Amid mounting allegations of fraud in last week's presidential election, Afghan officials pledged Monday to provide preliminary results of the vote today.
However, the partial tally and turnout figures, to be based on reports from about three-quarters of the 6,500 polling stations, may serve to inflame rather than ease tensions. Some observers fear the disclosure of a preliminary tally could set off clashes between rival camps.
Aides to the two leading contenders, President Hamid Karzai and his former foreign minister, Abdullah Abdullah, each have said they have independent information suggesting their candidate is in the lead. Their campaigns, along with those of several other candidates, also have complained vociferously of vote-rigging and intimidation.
Abdullah has said repeatedly that if Karzai is found to have won a majority of the vote, which the Afghan leader would need for an outright victory, it would be the result of fraud.
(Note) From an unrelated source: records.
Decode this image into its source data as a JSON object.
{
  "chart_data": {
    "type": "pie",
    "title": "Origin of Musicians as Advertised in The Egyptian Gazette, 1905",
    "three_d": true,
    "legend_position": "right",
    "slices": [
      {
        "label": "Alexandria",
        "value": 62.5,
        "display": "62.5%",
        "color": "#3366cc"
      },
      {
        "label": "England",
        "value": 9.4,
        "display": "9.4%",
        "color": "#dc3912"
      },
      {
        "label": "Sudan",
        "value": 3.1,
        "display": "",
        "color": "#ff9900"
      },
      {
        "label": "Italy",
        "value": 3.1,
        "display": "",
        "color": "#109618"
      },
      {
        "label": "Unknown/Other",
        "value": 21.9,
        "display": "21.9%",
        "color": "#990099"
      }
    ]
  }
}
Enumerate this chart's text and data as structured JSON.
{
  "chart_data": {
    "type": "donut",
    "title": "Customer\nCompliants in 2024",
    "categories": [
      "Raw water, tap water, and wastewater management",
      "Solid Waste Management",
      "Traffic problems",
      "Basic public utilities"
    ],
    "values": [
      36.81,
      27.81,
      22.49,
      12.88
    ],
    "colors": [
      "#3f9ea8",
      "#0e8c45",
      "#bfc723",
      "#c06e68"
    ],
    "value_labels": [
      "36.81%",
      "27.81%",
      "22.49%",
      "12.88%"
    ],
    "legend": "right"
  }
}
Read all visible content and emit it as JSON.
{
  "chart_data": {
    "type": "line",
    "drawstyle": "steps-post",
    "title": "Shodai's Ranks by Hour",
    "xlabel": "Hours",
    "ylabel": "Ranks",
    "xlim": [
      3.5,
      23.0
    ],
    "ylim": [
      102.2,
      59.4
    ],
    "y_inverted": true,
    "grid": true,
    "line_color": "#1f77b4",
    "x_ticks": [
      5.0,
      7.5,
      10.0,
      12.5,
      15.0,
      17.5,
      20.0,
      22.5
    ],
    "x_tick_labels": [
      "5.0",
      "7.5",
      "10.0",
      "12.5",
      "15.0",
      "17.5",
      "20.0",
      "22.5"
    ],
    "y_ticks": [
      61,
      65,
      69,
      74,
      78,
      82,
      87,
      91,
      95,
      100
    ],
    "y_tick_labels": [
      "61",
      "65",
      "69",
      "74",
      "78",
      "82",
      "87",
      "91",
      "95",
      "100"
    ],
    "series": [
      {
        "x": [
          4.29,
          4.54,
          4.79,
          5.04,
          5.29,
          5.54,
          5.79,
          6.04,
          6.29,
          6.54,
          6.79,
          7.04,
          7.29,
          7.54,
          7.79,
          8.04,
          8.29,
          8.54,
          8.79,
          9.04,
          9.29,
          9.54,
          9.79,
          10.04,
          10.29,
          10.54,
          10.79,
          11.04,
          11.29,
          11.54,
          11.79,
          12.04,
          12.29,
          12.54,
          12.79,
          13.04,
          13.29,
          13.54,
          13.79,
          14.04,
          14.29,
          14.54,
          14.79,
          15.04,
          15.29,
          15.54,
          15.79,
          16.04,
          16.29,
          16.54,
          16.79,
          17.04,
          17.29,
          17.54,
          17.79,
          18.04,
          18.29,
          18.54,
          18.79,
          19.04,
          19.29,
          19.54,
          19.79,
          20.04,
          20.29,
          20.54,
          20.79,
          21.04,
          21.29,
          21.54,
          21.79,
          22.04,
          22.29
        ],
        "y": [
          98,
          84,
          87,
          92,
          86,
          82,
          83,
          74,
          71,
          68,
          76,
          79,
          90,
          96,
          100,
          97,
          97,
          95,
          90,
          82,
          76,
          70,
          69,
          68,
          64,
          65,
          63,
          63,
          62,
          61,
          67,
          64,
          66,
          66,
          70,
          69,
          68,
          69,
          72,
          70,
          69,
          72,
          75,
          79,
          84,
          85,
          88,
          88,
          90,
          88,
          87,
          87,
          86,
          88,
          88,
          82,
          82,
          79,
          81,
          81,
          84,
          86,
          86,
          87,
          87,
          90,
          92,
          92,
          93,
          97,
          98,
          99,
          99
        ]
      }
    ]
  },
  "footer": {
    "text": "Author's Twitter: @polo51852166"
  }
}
If no candidate garners more than 50%, the race will go to a runoff between the top two vote-getters.
In recent days, outside observers have stopped short of describing the vote as unfair but have expressed serious concern about factors such as the low turnout in some parts of Afghanistan, the stifling of women's participation, reports of ballot-box stuffing and complaints that, in some locales, gunmen ordered people to vote for a particular candidate.
Senior Western officials appeared to be backing away from initial characterizations of the election as successful based mainly on the fact that, after weeks of threats and attacks, the Taliban proved unable to halt or seriously disrupt Thursday's vote.
Kai Eide, head of the United Nations mission in Afghanistan, said holding the election in relative safety had been an "important achievement," but he appealed to all sides for patience while independent monitors investigated fraud allegations.
"There's no doubt that there have been irregularities during polling," Eide said Monday.
There was also discord between the bodies set up to conduct and monitor the vote.
At a news conference Monday, Zekria Barakzai, the deputy head of the government-appointed Independent Election Commission, denied that complaints lodged with monitors so far were numerous enough and serious enough to affect the overall outcome.
A day earlier, the Electoral Complaints Commission, which will certify the vote after checking reports of irregularities, said about four dozen of the hundreds of complaints it had received were serious enough to affect the outcome if the allegations contained in them were true.
At the same time, some outside observers have cast doubt on the independence of the election commission -- given that it was appointed by Karzai -- saying its officials at times acted in a way that gave the incumbent an unfair advantage.
The vote ushered in what could be weeks of political uncertainty. A final tally is not expected to be certified until mid- to late September, and a runoff, if there is one, would be held in October.
The weeks leading up to the election were violent, exacting a heavy toll in both civilian and military lives. On Monday, Western military officials disclosed the deaths of three more coalition troops, one of them an American who died in an attack Sunday. The U.S. military death toll in Afghanistan has reached 168 so far this year, according to the independent website icasualties.org.
The other two were Estonians, killed in a roadside bombing in Afghanistan's dangerous south.